Last year half of all people that died from the condition were aged under 30.
However, studies suggest that if children start taking drug orkambi early enough, they could have a near-normal life expectancy.
Orkambi is currently one of the only treatments which tackles the underlying cause of cystic fibrosis, and has been proven to slow down lung deterioration in more than 40% of sufferers.
The drug, developed by American company Vertex, has been licensed in the UK for two years. However, due to a pricing spat between the Government and Vertex, it remains widely unavailable to cystic fibrosis patients in the UK.
Protest organiser Liam McHugh from Castlederg, whose daughter Rachel (25) was selected for an orkambi trial run when she was younger, said: "When Rachel was born, we were told she wouldn't make it to adulthood.
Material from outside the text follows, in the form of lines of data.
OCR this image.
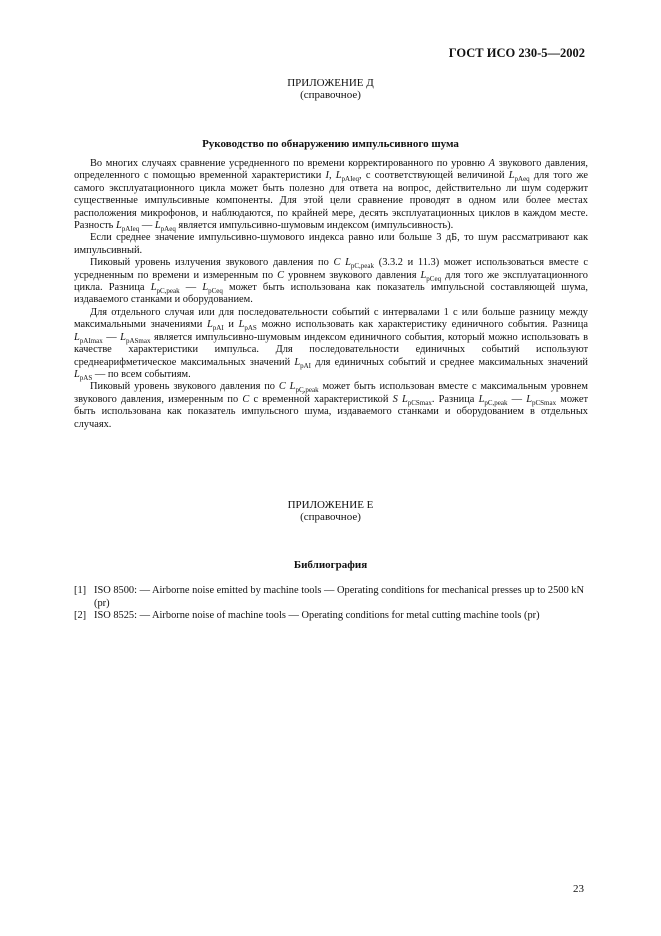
ГОСТ ИСО 230-5—2002
ПРИЛОЖЕНИЕ Д
(справочное)
Руководство по обнаружению импульсивного шума

Во многих случаях сравнение усредненного по времени корректированного по уровню A звукового давления, определенного с помощью временно́й характеристики I, $L_{pAIeq}$, с соответствующей величиной $L_{pAeq}$ для того же самого эксплуатационного цикла может быть полезно для ответа на вопрос, действительно ли шум содержит существенные импульсивные компоненты. Для этой цели сравнение проводят в одном или более местах расположения микрофонов, и наблюдаются, по крайней мере, десять эксплуатационных циклов в каждом месте. Разность $L_{pAIeq}$ — $L_{pAeq}$ является импульсивно-шумовым индексом (импульсивность).

Если среднее значение импульсивно-шумового индекса равно или больше 3 дБ, то шум рассматривают как импульсивный.

Пиковый уровень излучения звукового давления по C $L_{pC,peak}$ (3.3.2 и 11.3) может использоваться вместе с усредненным по времени и измеренным по C уровнем звукового давления $L_{pCeq}$ для того же эксплуатационного цикла. Разница $L_{pC,peak}$ — $L_{pCeq}$ может быть использована как показатель импульсной составляющей шума, издаваемого станками и оборудованием.

Для отдельного случая или для последовательности событий с интервалами 1 с или больше разницу между максимальными значениями $L_{pAI}$ и $L_{pAS}$ можно использовать как характеристику единичного события. Разница $L_{pAImax}$ — $L_{pASmax}$ является импульсивно-шумовым индексом единичного события, который можно использовать в качестве характеристики импульса. Для последовательности единичных событий используют среднеарифметическое максимальных значений $L_{pAI}$ для единичных событий и среднее максимальных значений $L_{pAS}$ — по всем событиям.

Пиковый уровень звукового давления по C $L_{pC,peak}$ может быть использован вместе с максимальным уровнем звукового давления, измеренным по C с временно́й характеристикой S $L_{pCSmax}$. Разница $L_{pC,peak}$ — $L_{pCSmax}$ может быть использована как показатель импульсного шума, издаваемого станками и оборудованием в отдельных случаях.

ПРИЛОЖЕНИЕ Е
(справочное)
Библиография
[1] ISO 8500: — Airborne noise emitted by machine tools — Operating conditions for mechanical presses up to 2500 kN (pr)
[2] ISO 8525: — Airborne noise of machine tools — Operating conditions for metal cutting machine tools (pr)
23
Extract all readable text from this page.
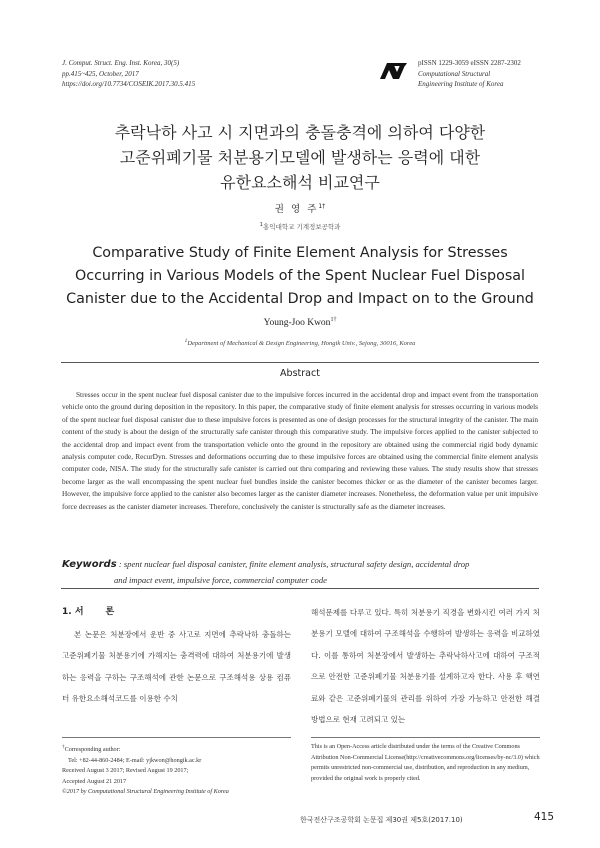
J. Comput. Struct. Eng. Inst. Korea, 30(5)
pp.415~425, October, 2017
https://doi.org/10.7734/COSEIK.2017.30.5.415
pISSN 1229-3059 eISSN 2287-2302
Computational Structural
Engineering Institute of Korea
추락낙하 사고 시 지면과의 충돌충격에 의하여 다양한
고준위폐기물 처분용기모델에 발생하는 응력에 대한
유한요소해석 비교연구
권 영 주$^{1\dagger}$
$^1$홍익대학교 기계정보공학과
Comparative Study of Finite Element Analysis for Stresses
Occurring in Various Models of the Spent Nuclear Fuel Disposal
Canister due to the Accidental Drop and Impact on to the Ground
Young-Joo Kwon$^{1\dagger}$
$^1$Department of Mechanical & Design Engineering, Hongik Univ., Sejong, 30016, Korea
Abstract
Stresses occur in the spent nuclear fuel disposal canister due to the impulsive forces incurred in the accidental drop and impact event from the transportation vehicle onto the ground during deposition in the repository. In this paper, the comparative study of finite element analysis for stresses occurring in various models of the spent nuclear fuel disposal canister due to these impulsive forces is presented as one of design processes for the structural integrity of the canister. The main content of the study is about the design of the structurally safe canister through this comparative study. The impulsive forces applied to the canister subjected to the accidental drop and impact event from the transportation vehicle onto the ground in the repository are obtained using the commercial rigid body dynamic analysis computer code, RecurDyn. Stresses and deformations occurring due to these impulsive forces are obtained using the commercial finite element analysis computer code, NISA. The study for the structurally safe canister is carried out thru comparing and reviewing these values. The study results show that stresses become larger as the wall encompassing the spent nuclear fuel bundles inside the canister becomes thicker or as the diameter of the canister becomes larger. However, the impulsive force applied to the canister also becomes larger as the canister diameter increases. Nonetheless, the deformation value per unit impulsive force decreases as the canister diameter increases. Therefore, conclusively the canister is structurally safe as the diameter increases.
Keywords : spent nuclear fuel disposal canister, finite element analysis, structural safety design, accidental drop
and impact event, impulsive force, commercial computer code
1. 서 론
본 논문은 처분장에서 운반 중 사고로 지면에 추락낙하 충돌하는 고준위폐기물 처분용기에 가해지는 충격력에 대하여 처분용기에 발생하는 응력을 구하는 구조해석에 관한 논문으로 구조해석용 상용 컴퓨터 유한요소해석코드를 이용한 수치
해석문제를 다루고 있다. 특히 처분용기 직경을 변화시킨 여러 가지 처분용기 모델에 대하여 구조해석을 수행하여 발생하는 응력을 비교하였다. 이를 통하여 처분장에서 발생하는 추락낙하사고에 대하여 구조적으로 안전한 고준위폐기물 처분용기를 설계하고자 한다. 사용 후 핵연료와 같은 고준위폐기물의 관리를 위하여 가장 가능하고 안전한 해결방법으로 현재 고려되고 있는
†Corresponding author:
Tel: +82-44-860-2484; E-mail: yjkwon@hongik.ac.kr
Received August 3 2017; Revised August 19 2017;
Accepted August 21 2017
©2017 by Computational Structural Engineering Institute of Korea
This is an Open-Access article distributed under the terms of the Creative Commons Attribution Non-Commercial License(http://creativecommons.org/licenses/by-nc/3.0) which permits unrestricted non-commercial use, distribution, and reproduction in any medium, provided the original work is properly cited.
한국전산구조공학회 논문집 제30권 제5호(2017.10)	415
She is now 25 and because of orkambi her lungs are better than ever.
"Looking at the strong and determined medical student she has become today, I'm the proudest father on the planet."
Ayrian Armstrong from Omagh was at yesterday's protest on behalf of her 10-year-old daughter Zona.
Aryian said her daughter is "very athletic and determined".
She said: "Zona gets three physio sessions a day along with taking 25 pills. We are hoping that orkambi is made available before it's too late."
Sinn Fein MLA Declan McAleer said: "It is very important that the Department of Health works to make this drug readily available."